We began to pull the thread with the sole intention of understanding the origin of the errors and decided to carry out a validation by launching a battery of consecutive searches for the same hotel and the same dates. That's when we find something unexpected. From Booking.com we received different prices very often, and we knew that our client had not made changes.
How to Combat Early Payment Benefit
There are different ways to deal with this new Booking.com strategy. First of all, as we mentioned, its activation must be detected. Once “the problem” is located, at Paraty Tech we suggest different alternatives:
- The first, and simplest, is to directly request Booking.com to deactivate this functionality , by contacting their Customer Service.
- Another option is to implement a price equalizer with OTAs that allows the prices shown by the reservation engine on the official website to vary in real time. Parity Maker , for example, does it according to a certain previously configured business rule and is a guarantee to regularly position itself as the most economical sales channel.
- We also recommend adding additional privileges to the rooms, available only through the direct sales channel . If you cannot compete on price, a differential value will have to be provided to reservations made through the official website. The idea is that, by paying the same amount, customers enjoy a more complete experience: flexible conditions, additional services, exclusive advantages, etc. Whenever we talk about disparities, it seems that only those related to price are taken into consideration, but there are other forms of disparity that we can turn into strengths.
Parity Maker vs Early Payment Benefit
Parity Maker is our real-time price matcher . Completely integrated with the reservation engine of the official website, it allows the hotelier to configure a business rule that conditions and determines when the tool should go into action. Similar to Early Payment Benefit, Parity Maker runs a comparison in the background while showing the user their search results. If the requirements of the established business rule, for the same search parameters, match the circumstances that are occurring in the selected OTA, Parity Maker applies a price reduction in real time . The user is informed of the price improvement they have just experienced through an animation and an alert popup. In this way, on the one hand, it guarantees the best online price and, on the other, it prevents the user from leaving the official website to compare .
Parity Maker business rule example : When Expedia.com is 5% cheaper than my official website, match my price to Expedia.com
The importance for the revenue manager of having a powerful and reliable price comparator is now unquestionable. Only in this way is it possible to anticipate the market with regard to decision-making, but also to detect situations such as the one we are dealing with at this moment and respond to them with agility and strategic sense.
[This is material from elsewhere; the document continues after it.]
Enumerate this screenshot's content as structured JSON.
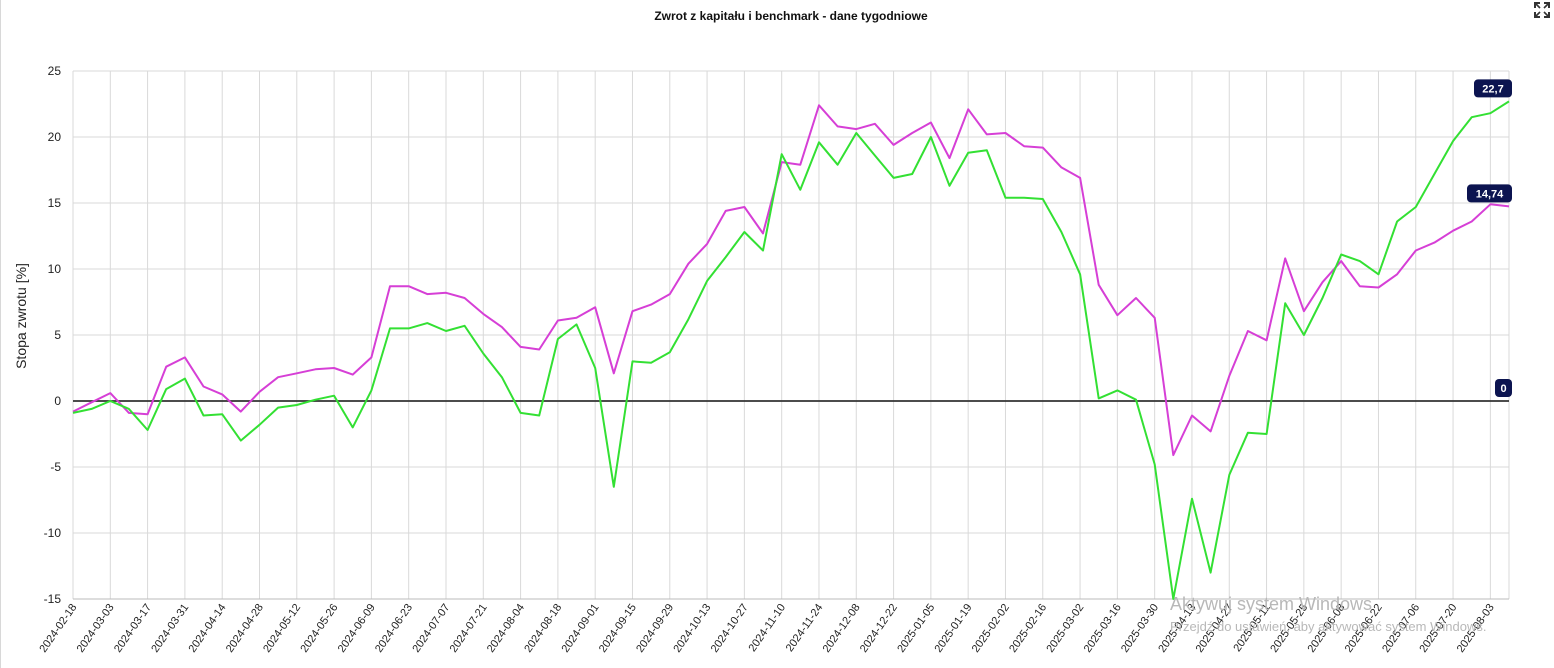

Price Seeker v3, our Rate Shopper, is now capable of detecting Early Payment Benefit. Currently, we are working to have the tool also report the nature of the detected disparity, monitoring the price before and after the application of the discount. By combining Price Seeker v3 with Parity Maker we can minimize Booking.com's latest strategy to irrelevant levels
Everything seems to indicate that the OTAs have no intention of abandoning their frontal battle against direct sales, knowing that the current action plan of hotel establishments, always linked to the most advanced technology and the best professionals, constitutes an uncomfortable opponent for they. A rival that continues to invest resources to claim an ever-larger piece of the pie, a portion that it knows belongs to it by right. And that a giant of the stature of Booking.com continues to show signs of feeling threatened is, without a doubt, a good indicator that the hotelier must be doing something right.